Burnuna Halka Taktırınca
Fin Cumhurbaşkanı Trump’ın edepsizliğine bir laf etti mi bilmiyorum. Ama Türkiye’nin Genelkurmay Başkanının Kardak açıklarında istiskale uğramasına bir laf etmediğini biliyorum. Kıbrıs’ta uğranan hezimete… İsrail’in alay eder gibi, uzun aradan sonra İsrail’e giden ilk Türk Bakan oradayken, tam da o gün Gazze’yi bombalamasına… Ruslar Türk askerlerini vurduğunda, Ruslardan önce bizimkilerin “yanlışlıkla oldu, uf oldu, geçer” diye çırpınmalarına… Şam, Halep, Rakka derken Bab’la yetinmeye razı gelmişken, Bab’da —iç kamuoyuna pahalıya satılacak— ucuz bir zafer hayaliyle onca şehit verilmişken, Bab’ın Esad’a peşkeş çekilmesine…
Türkiye Türkiye olalı bu kadar istiskale uğramadı, bu kadar aşağılanmadı. Hiçbirine bir laf etmedi Fin Cumhurbaşkanı. Ama ben ümitliyim, birkaç güne kalmaz, “ya etmeyin, ayıptır, bir millet bu kadar aşağılanmaz” diye patlayacaktır.
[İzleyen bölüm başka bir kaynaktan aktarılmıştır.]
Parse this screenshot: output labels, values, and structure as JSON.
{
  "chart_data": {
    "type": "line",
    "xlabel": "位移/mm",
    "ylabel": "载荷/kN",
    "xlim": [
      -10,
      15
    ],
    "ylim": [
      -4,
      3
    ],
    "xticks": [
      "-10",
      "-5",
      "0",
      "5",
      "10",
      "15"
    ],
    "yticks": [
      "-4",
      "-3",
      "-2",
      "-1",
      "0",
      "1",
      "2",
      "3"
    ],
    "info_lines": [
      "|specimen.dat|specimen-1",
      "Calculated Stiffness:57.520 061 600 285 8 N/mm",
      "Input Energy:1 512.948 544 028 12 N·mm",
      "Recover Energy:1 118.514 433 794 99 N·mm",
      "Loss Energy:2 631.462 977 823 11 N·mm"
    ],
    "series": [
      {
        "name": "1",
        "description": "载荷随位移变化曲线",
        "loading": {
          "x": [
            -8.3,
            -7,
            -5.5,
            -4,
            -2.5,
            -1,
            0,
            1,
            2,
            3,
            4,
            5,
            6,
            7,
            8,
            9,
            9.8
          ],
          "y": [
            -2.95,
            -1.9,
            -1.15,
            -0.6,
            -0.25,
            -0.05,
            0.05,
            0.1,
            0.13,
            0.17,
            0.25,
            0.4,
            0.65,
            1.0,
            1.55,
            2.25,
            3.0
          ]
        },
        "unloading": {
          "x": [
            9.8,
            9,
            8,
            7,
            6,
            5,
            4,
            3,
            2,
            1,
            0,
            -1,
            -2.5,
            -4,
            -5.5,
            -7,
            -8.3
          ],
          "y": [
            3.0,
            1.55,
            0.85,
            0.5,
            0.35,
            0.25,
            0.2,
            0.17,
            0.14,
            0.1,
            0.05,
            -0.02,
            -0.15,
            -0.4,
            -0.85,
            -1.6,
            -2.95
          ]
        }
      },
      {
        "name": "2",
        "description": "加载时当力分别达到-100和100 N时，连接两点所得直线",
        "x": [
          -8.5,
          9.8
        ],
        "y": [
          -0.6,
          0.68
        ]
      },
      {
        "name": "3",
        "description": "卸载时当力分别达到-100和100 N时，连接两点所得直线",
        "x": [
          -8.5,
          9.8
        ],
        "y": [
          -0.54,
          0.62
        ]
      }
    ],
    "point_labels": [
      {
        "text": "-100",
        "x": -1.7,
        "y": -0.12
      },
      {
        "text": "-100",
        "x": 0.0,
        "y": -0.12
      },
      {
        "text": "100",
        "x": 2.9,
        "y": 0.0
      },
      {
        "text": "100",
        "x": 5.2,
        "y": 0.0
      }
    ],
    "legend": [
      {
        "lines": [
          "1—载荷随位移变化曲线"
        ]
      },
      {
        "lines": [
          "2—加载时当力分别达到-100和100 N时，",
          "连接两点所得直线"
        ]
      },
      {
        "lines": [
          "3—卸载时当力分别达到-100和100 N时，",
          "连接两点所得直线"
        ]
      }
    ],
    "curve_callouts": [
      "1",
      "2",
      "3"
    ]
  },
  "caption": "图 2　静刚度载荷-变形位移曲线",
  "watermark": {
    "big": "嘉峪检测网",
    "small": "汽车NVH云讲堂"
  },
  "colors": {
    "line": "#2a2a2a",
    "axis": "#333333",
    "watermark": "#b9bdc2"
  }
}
Peki, boş tenekenin her esintide akortsuz gürültüler çıkarması gibi ota boka konuşan Erdoğan’dan bir ses çıkar mı? Zor görünüyor. Sanki bütün bunlar, sadece bir hafta, on gün içinde gerçekleşen bunca şey, Norveç’te veya Arjantin’de oluyor. Gerçi oralarda olsa “ey” ünlemiyle başlayan manasız cümlelerle gürler Erdoğan ama…
“Diklenmeden dik durmak” filan gibi, kapasitesi ile tamamen ters orantılı ağır lafları ederken iyiydi. Ama sadece “van minut” filan diye diklenmeyi bilen, dik durmayı hiçbir vakit beceremeyen zat-ı şahaneleri dizlerinin üzerine çöktü, artık diklenmeye bile mecali yok. Alenen alay ediyorlar kendisiyle ve bedelini biz ödüyoruz.
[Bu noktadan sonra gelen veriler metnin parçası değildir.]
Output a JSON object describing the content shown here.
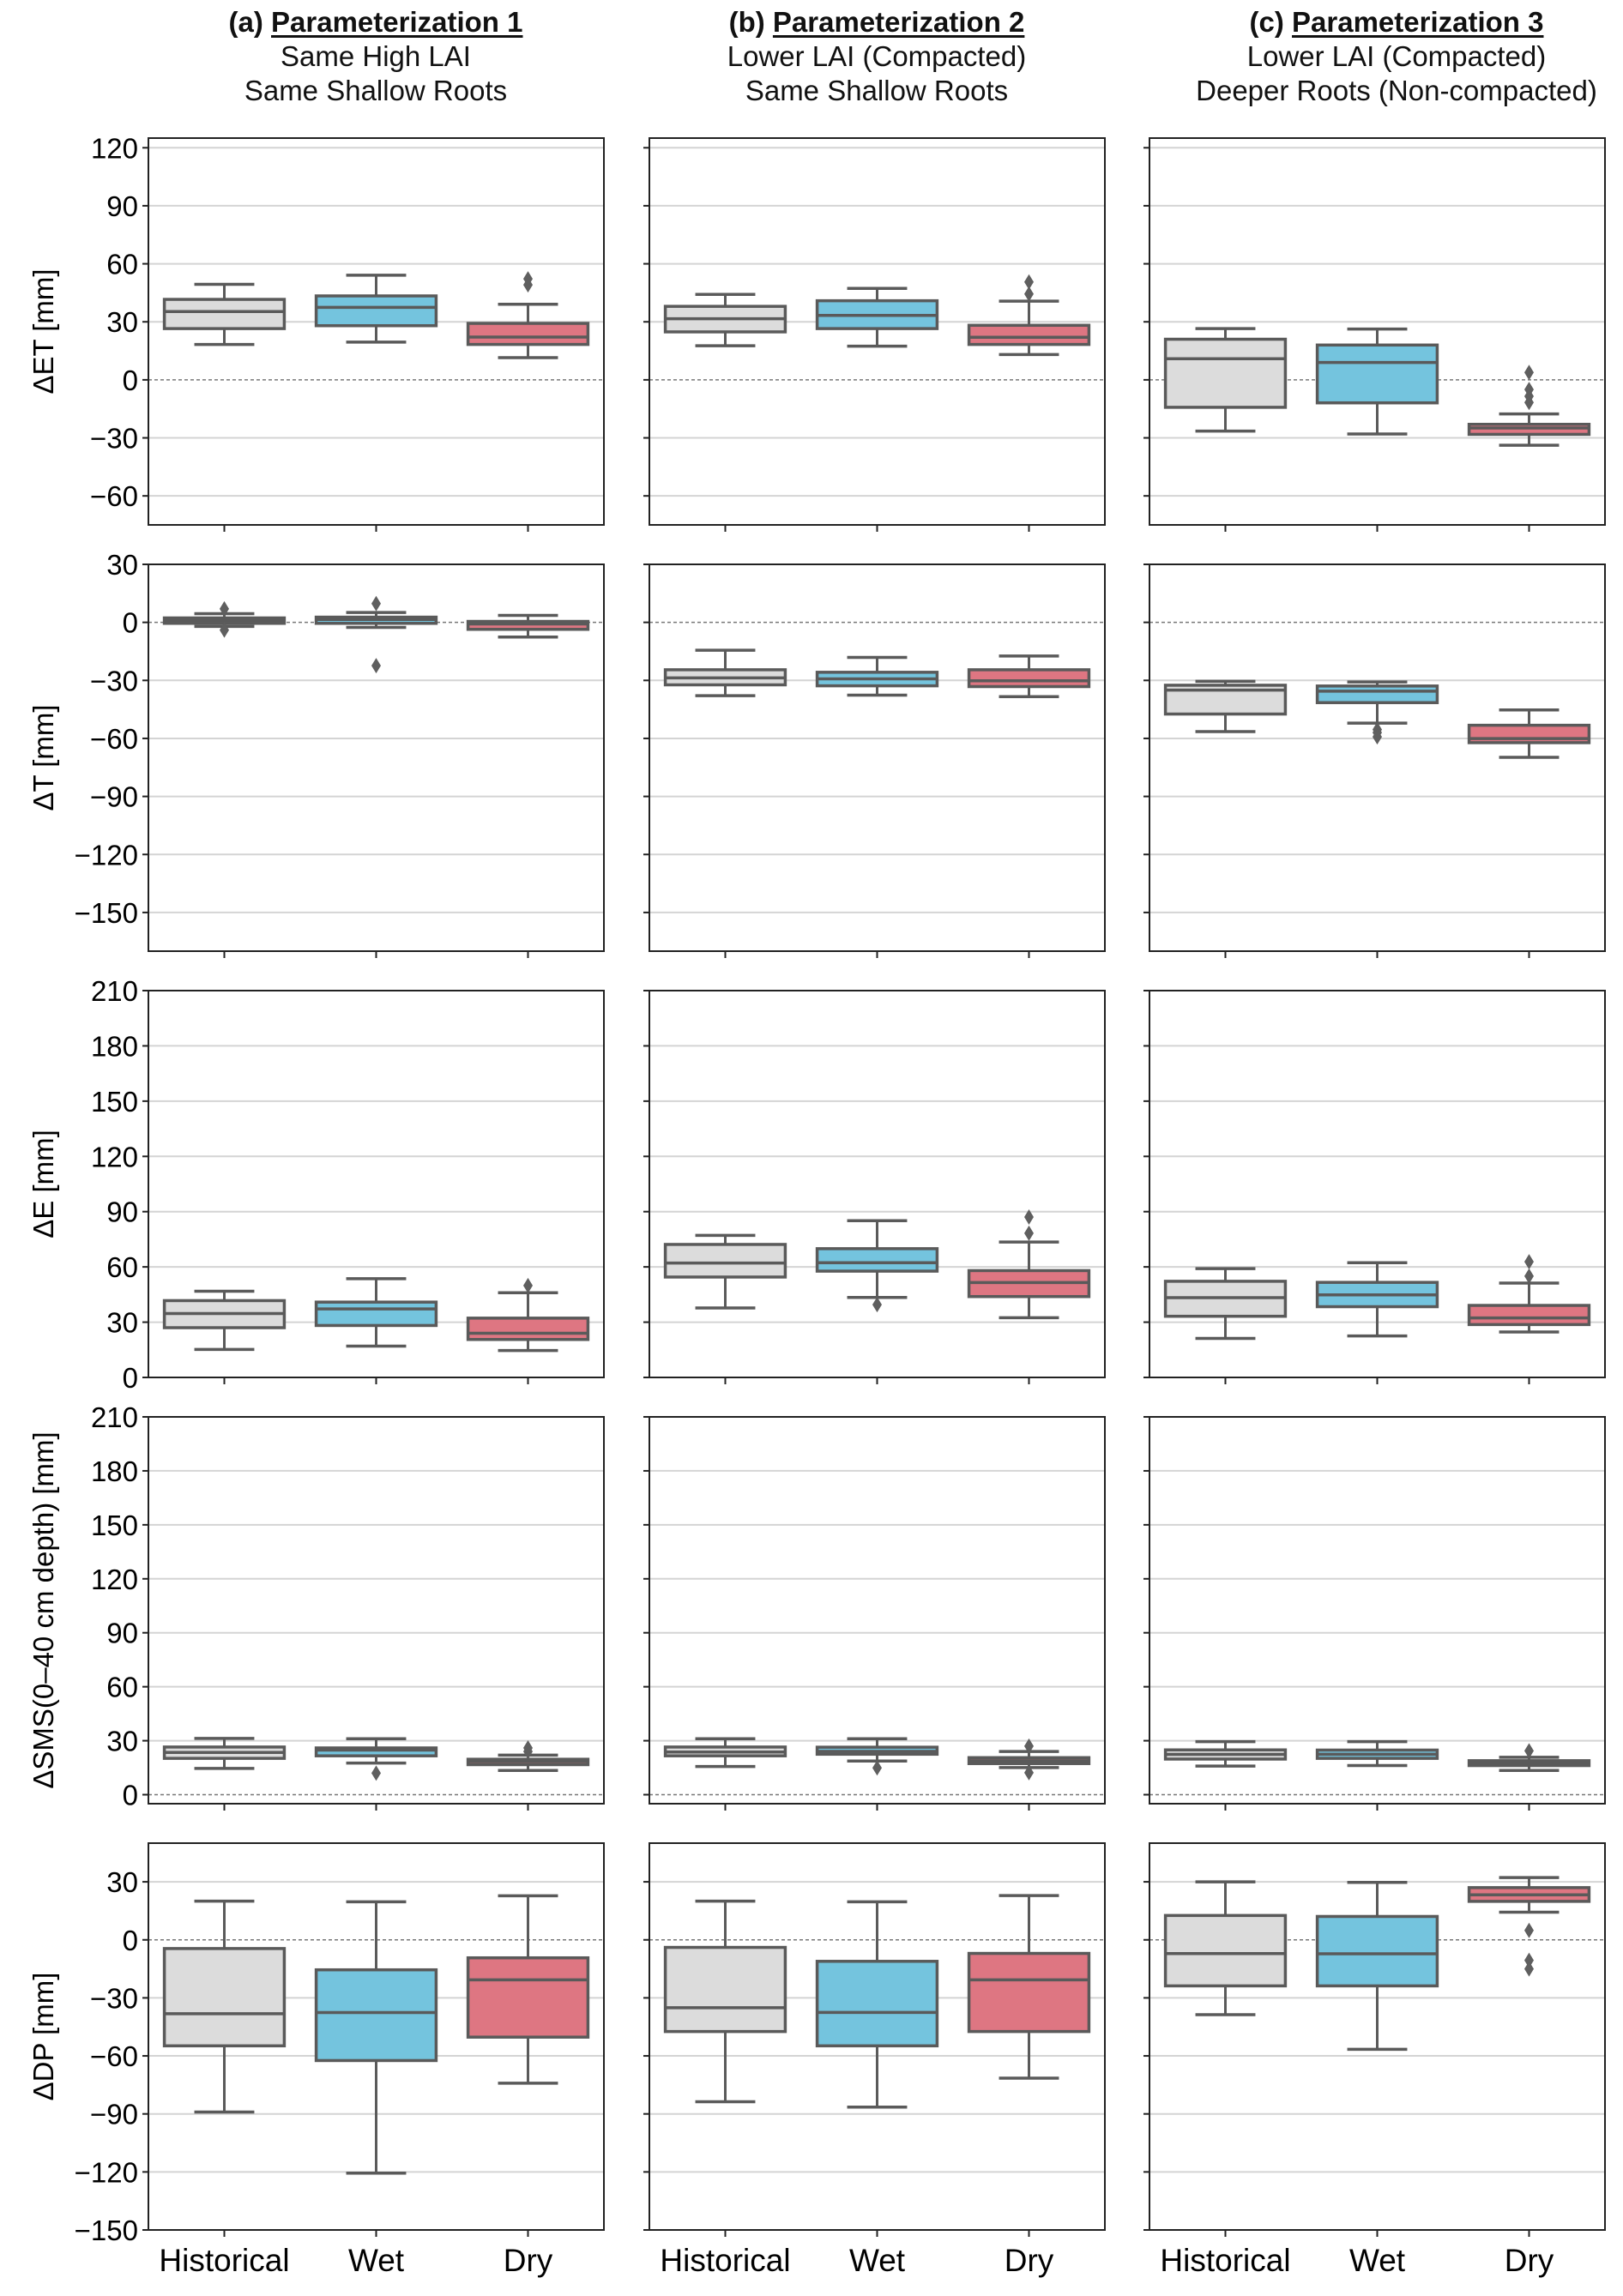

İş yerinde beceriksizliği veya ahlaksızlığı yüzünden aşağılanan erkeğin, maruz kaldığı muamelelerin acısını evde karısını ve çocuklarını döverek çıkarması gibi, Erdoğan ve tayfası içerde bambaşka bir vitesteler ama. Milletin değerlerini telekinezi teorileriyle meşhur bir ipsize emanet ederken veya üniversite hocalarını derdest ederken, sesleri pek gür, omurgaları dimdik maşallah.
***
Türkiye, tarihinde hiç olmadığı kadar şamar oğlanına döndürülmüş, duvar ses veriyor, Erdoğan’da tık yok. Sadece onda değil, kimsede ses yok. Vatanseverliği kimselere bırakmayan, kendilerinden gayrı kimsenin vatanseverliğini kâfi bulmayan Bahçeli ve Perinçek mesela… Onlar Erdoğan’ı paylaşma telaşındalar, Kıbrıs’mış, Kardak’mış, Bab’da ölen çocuklarımızmış…
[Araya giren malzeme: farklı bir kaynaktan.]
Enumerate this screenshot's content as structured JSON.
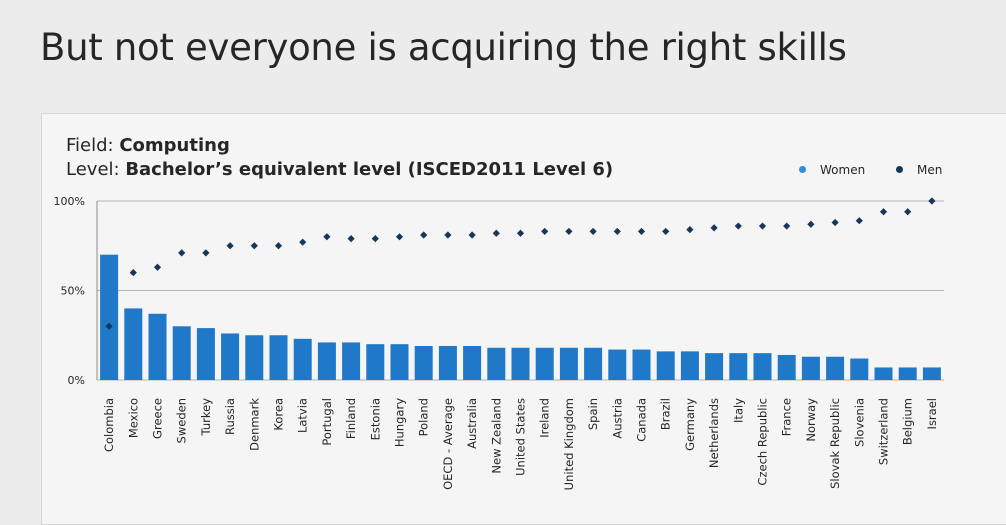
{
  "title": "But not everyone is acquiring the right skills",
  "subtitle": {
    "field_prefix": "Field: ",
    "field_value": "Computing",
    "level_prefix": "Level: ",
    "level_value": "Bachelor’s equivalent level (ISCED2011 Level 6)"
  },
  "colors": {
    "women": "#1f78c8",
    "men": "#16375a",
    "women_legend": "#2a8fe0",
    "grid": "#b3b3b3"
  },
  "legend": {
    "women": "Women",
    "men": "Men"
  },
  "chart_data": {
    "type": "bar",
    "title": "",
    "xlabel": "",
    "ylabel": "",
    "ylim": [
      0,
      100
    ],
    "yticks": [
      "0%",
      "50%",
      "100%"
    ],
    "grid": true,
    "legend_position": "top-right",
    "categories": [
      "Colombia",
      "Mexico",
      "Greece",
      "Sweden",
      "Turkey",
      "Russia",
      "Denmark",
      "Korea",
      "Latvia",
      "Portugal",
      "Finland",
      "Estonia",
      "Hungary",
      "Poland",
      "OECD - Average",
      "Australia",
      "New Zealand",
      "United States",
      "Ireland",
      "United Kingdom",
      "Spain",
      "Austria",
      "Canada",
      "Brazil",
      "Germany",
      "Netherlands",
      "Italy",
      "Czech Republic",
      "France",
      "Norway",
      "Slovak Republic",
      "Slovenia",
      "Switzerland",
      "Belgium",
      "Israel"
    ],
    "series": [
      {
        "name": "Women",
        "mark": "bar",
        "values": [
          70,
          40,
          37,
          30,
          29,
          26,
          25,
          25,
          23,
          21,
          21,
          20,
          20,
          19,
          19,
          19,
          18,
          18,
          18,
          18,
          18,
          17,
          17,
          16,
          16,
          15,
          15,
          15,
          14,
          13,
          13,
          12,
          7,
          7,
          7
        ]
      },
      {
        "name": "Men",
        "mark": "point",
        "values": [
          30,
          60,
          63,
          71,
          71,
          75,
          75,
          75,
          77,
          80,
          79,
          79,
          80,
          81,
          81,
          81,
          82,
          82,
          83,
          83,
          83,
          83,
          83,
          83,
          84,
          85,
          86,
          86,
          86,
          87,
          88,
          89,
          94,
          94,
          100
        ]
      }
    ]
  }
}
Vatanın bir günahı yok da… Âşıklarına bakınca, istikbali hakkında iyimser olmanın da imkânı yok.
***
Muhalefetin üçte biri içeri atılmış, üçte biri satın alınmış, kalanı zaten memlekete dair her şeye seyirci… Yukarıda saydığım, bir haftaya sığan rezilliklerin sadece biri bir iktidarı götürmeye yeterken muhalefetten bir şey beklemenin imkânları tüketilmiş.
İktidar dersen…
Ortada bir parti filan yok. Milletin gözünün içine baka baka “Erdoğan için değil, millet için” türünden yalanları —yüzünde en ufak bir seğirme olmadan— sıralayabilen kayış suratlılar, muhtemel bir milletvekilliği adaylığı, havuzdan finanse edilen bültenlerde bir köşe veya bir ihale uğruna insan türünün ne kadar alçalabileceğini delillendirmekle meşguller. Her gün yeni alçalma rekorları kırıyorlar ve…
Yetmiyor.
Ertesi gün İsrail, Türk Bakan oradayken Gazze’yi bombalıyor…
Çıt yok.
Çıt…
Anaları bunları doğurduğunda ne çok sevinmiştir, nasıl gururlanmıştır hâlbuki.
***
Mesele, bence yine de malum şahıslar değil. Mesele bir sistem meselesi. Ta 1995’ten beri, kendi hesabıma, mevcut Siyasi Partiler Kanunuyla işlerin buraya varacağını iddia edegeldim. Sizi seçecek olanları seçebiliyor ve sonra da oturduğunuz koltuğa bahşedilmiş ulufe dağıtma imkânlarıyla ulufe dağıtabiliyorsanız böyle olur. Önce etrafınızda sizden daha akıllı, daha vasıflı, ileride koltuğunuza talip olabilecek kim varsa onları tasfiye edersiniz —ki Erdoğan veya Bahçeli gibiler bahse konu olduğunda, bu, neredeyse herkes demek. Etrafınızı sadakatten gayrı hiçbir şey bilmeyen, sizi eleştiren herkese havlayan, başka hiçbir işi olmayan mahlûkat sarar. Kararları o mâhlukat verdi miydi…
Bingo!
Anayasa değişikliği beka meselesiymiş.
E, evet öyle. Bence de öyle. On yıl önce de sayısız düşmanı olan, dünyanın bütün kudret odaklarının içinde fink attığı, herkesin üzerine bir oyun kurduğu bir ülkeydi Türkiye. Ama bir beka problemi yoktu. Şimdi var. Çünkü memleketi ikiye bölüp, yarısını diğer yarısından korkutup bir iktidar çıkarmaktan başka hiçbir marifeti olmayan Erdoğan vaziyet ediyor memlekete. Onu frenleyebilecek her bir şeyi ortadan kaldırdı. Telekinezi melekinezi safsatalarıyla yanına yanaşan, ruh çağırıp tarih yazan soytarıları sarayına doldurdu.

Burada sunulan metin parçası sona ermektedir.